Protein DNA Interface Design

KEYWORDS: NUCLEIC_ACIDS INTERFACES DNA

This docuemnt is last updated in 2016 by Parisa Hosseinzadeh.

In this demo, we provided several simple scripts for handling protei_DNa interfaces and esigning them. For more information, please refer to rosettaDNA documentation.

Step 1: Preparing Structures Rosetta should be capable of reading in any protein-DNA complex in the modern PDB format Some heavy-atom nucleotide residues may need to be converted by hand into canonical nucleotides. (e.g.: Iodocytosine...) Alternative conformations will be ignored by Rosetta. In this demo, you will be using the pdb file 2h7h.pdb, provided in starting_files directory. Copy the file to your directory:

$> cp starting_files/2h7h.pdb .

In order to obtain the initial score, run the command below:

(where $ROSETTA3=path-to-Rosetta/main/source)

$> <$ROSETTA3/bin/rosetta_scripts.default.linuxgccrelease @score.options > score.log

Now, pack the structure by running the script below. This packing routine finds optimal sidechain configurations for the wildtype amino acids in the vicinity of the target nucleotide base pair(s) (which are specified in the pack.script file as "dna_defs"):

$> $ROSETTA3/bin/rosetta_scripts.default.linuxgccrelease @pack.options > pack.log

Note the changes between the scores before and after packing. Compare the pack_2h7h and score_2h7h structures. If you do not have the files, we have provided them for you in the output directory. Please note that these are only simple short examples and for real designs, you need more sampling. You also need to change the residue numbers based on your specific application.

Step 2: Design Protein

This routine designs low energy amino acid identities and sidechains in the vicinity of the target nucleotides.

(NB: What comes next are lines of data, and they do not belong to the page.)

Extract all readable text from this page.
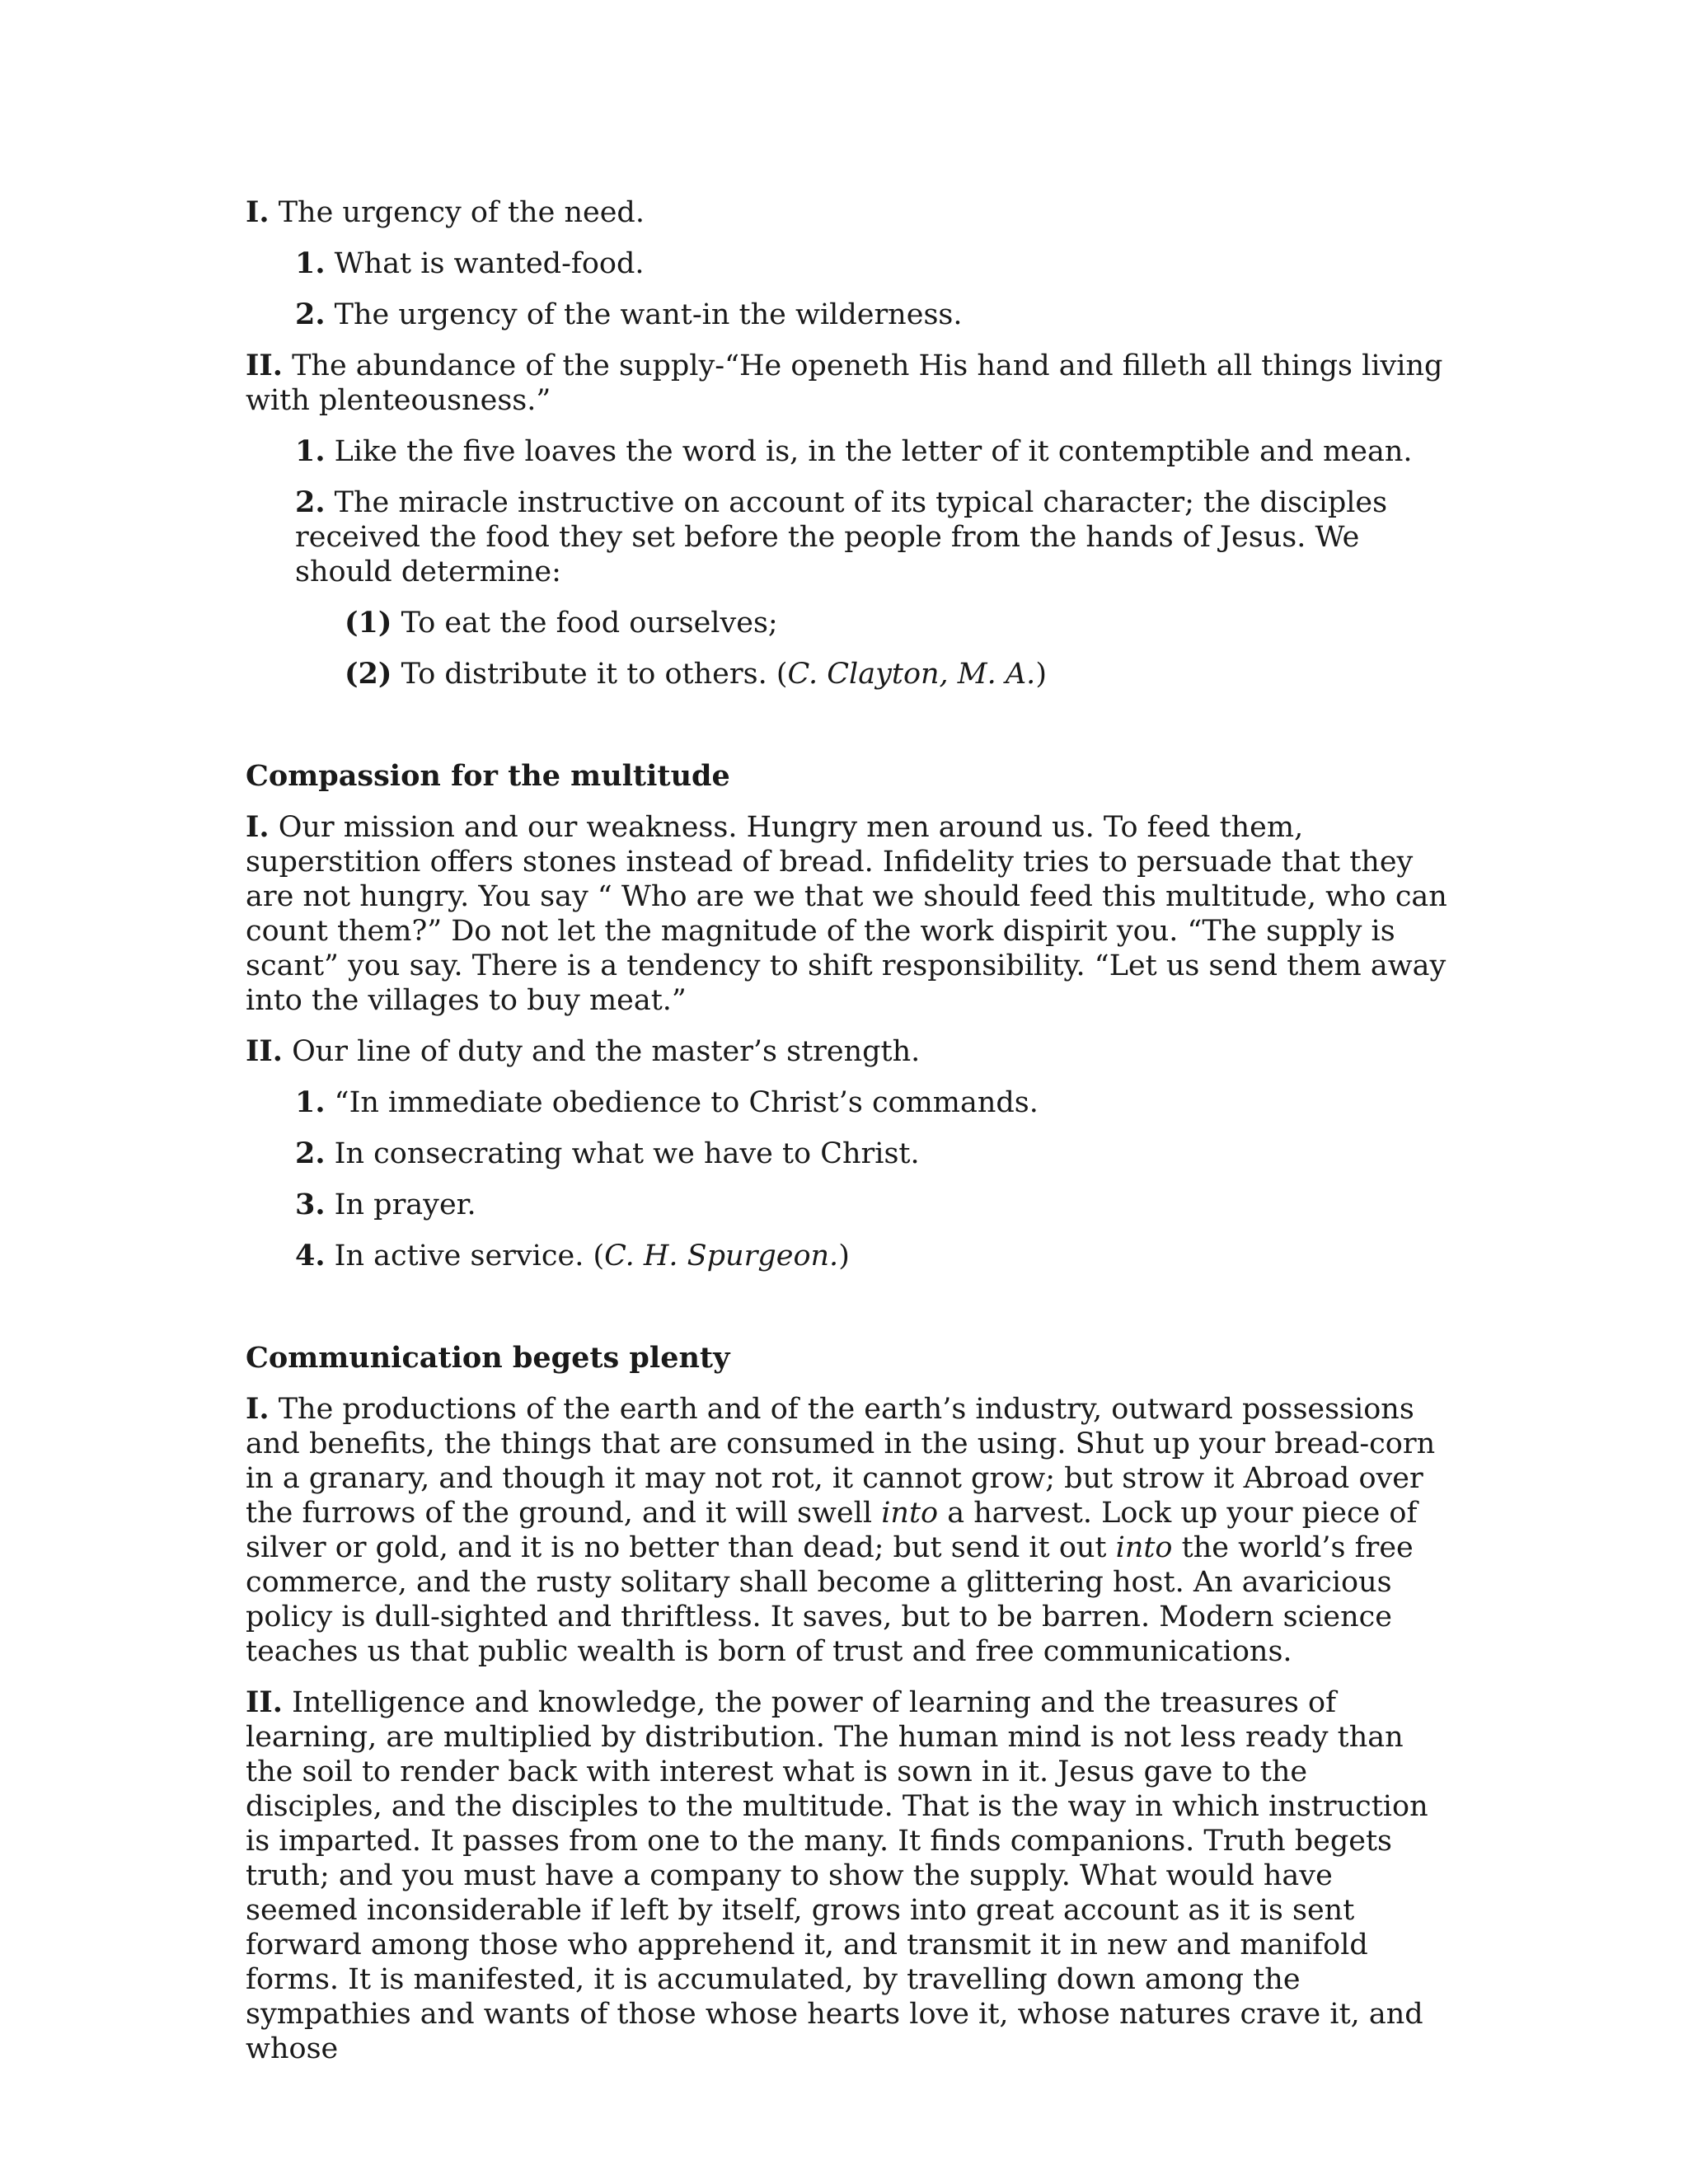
I. The urgency of the need.

1. What is wanted-food.

2. The urgency of the want-in the wilderness.

II. The abundance of the supply-“He openeth His hand and filleth all things living with plenteousness.”

1. Like the five loaves the word is, in the letter of it contemptible and mean.

2. The miracle instructive on account of its typical character; the disciples received the food they set before the people from the hands of Jesus. We should determine:

(1) To eat the food ourselves;

(2) To distribute it to others. (C. Clayton, M. A.)

Compassion for the multitude

I. Our mission and our weakness. Hungry men around us. To feed them, superstition offers stones instead of bread. Infidelity tries to persuade that they are not hungry. You say “ Who are we that we should feed this multitude, who can count them?” Do not let the magnitude of the work dispirit you. “The supply is scant” you say. There is a tendency to shift responsibility. “Let us send them away into the villages to buy meat.”

II. Our line of duty and the master’s strength.

1. “In immediate obedience to Christ’s commands.

2. In consecrating what we have to Christ.

3. In prayer.

4. In active service. (C. H. Spurgeon.)

Communication begets plenty

I. The productions of the earth and of the earth’s industry, outward possessions and benefits, the things that are consumed in the using. Shut up your bread-corn in a granary, and though it may not rot, it cannot grow; but strow it Abroad over the furrows of the ground, and it will swell into a harvest. Lock up your piece of silver or gold, and it is no better than dead; but send it out into the world’s free commerce, and the rusty solitary shall become a glittering host. An avaricious policy is dull-sighted and thriftless. It saves, but to be barren. Modern science teaches us that public wealth is born of trust and free communications.

II. Intelligence and knowledge, the power of learning and the treasures of learning, are multiplied by distribution. The human mind is not less ready than the soil to render back with interest what is sown in it. Jesus gave to the disciples, and the disciples to the multitude. That is the way in which instruction is imparted. It passes from one to the many. It finds companions. Truth begets truth; and you must have a company to show the supply. What would have seemed inconsiderable if left by itself, grows into great account as it is sent forward among those who apprehend it, and transmit it in new and manifold forms. It is manifested, it is accumulated, by travelling down among the sympathies and wants of those whose hearts love it, whose natures crave it, and whose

Run the script below:

$> $ROSETTA3/bin/rosetta_scripts.default.linuxgccrelease @design.options > design.log

Example of output structures and scores are found in output directory.

Step 3 Multi-state Design

This routine optimizes a starting population of different single-state designs for specificity toward the target DNA sequence vs. its competitors, using a genetic algorithm that involves mutation and recombination of the most sequence-specific solutions over multiple generations. Run this script as an example:

$> $ROSETTA3/bin/rosetta_scripts.default.linuxgccrelease @multistate.options > multistate.log

Example of output structures and scores are found in output directory.

Typically, this multi-state genetic algorithm routine should be run with a population >= 1000 protein sequences, for >= 50 generations.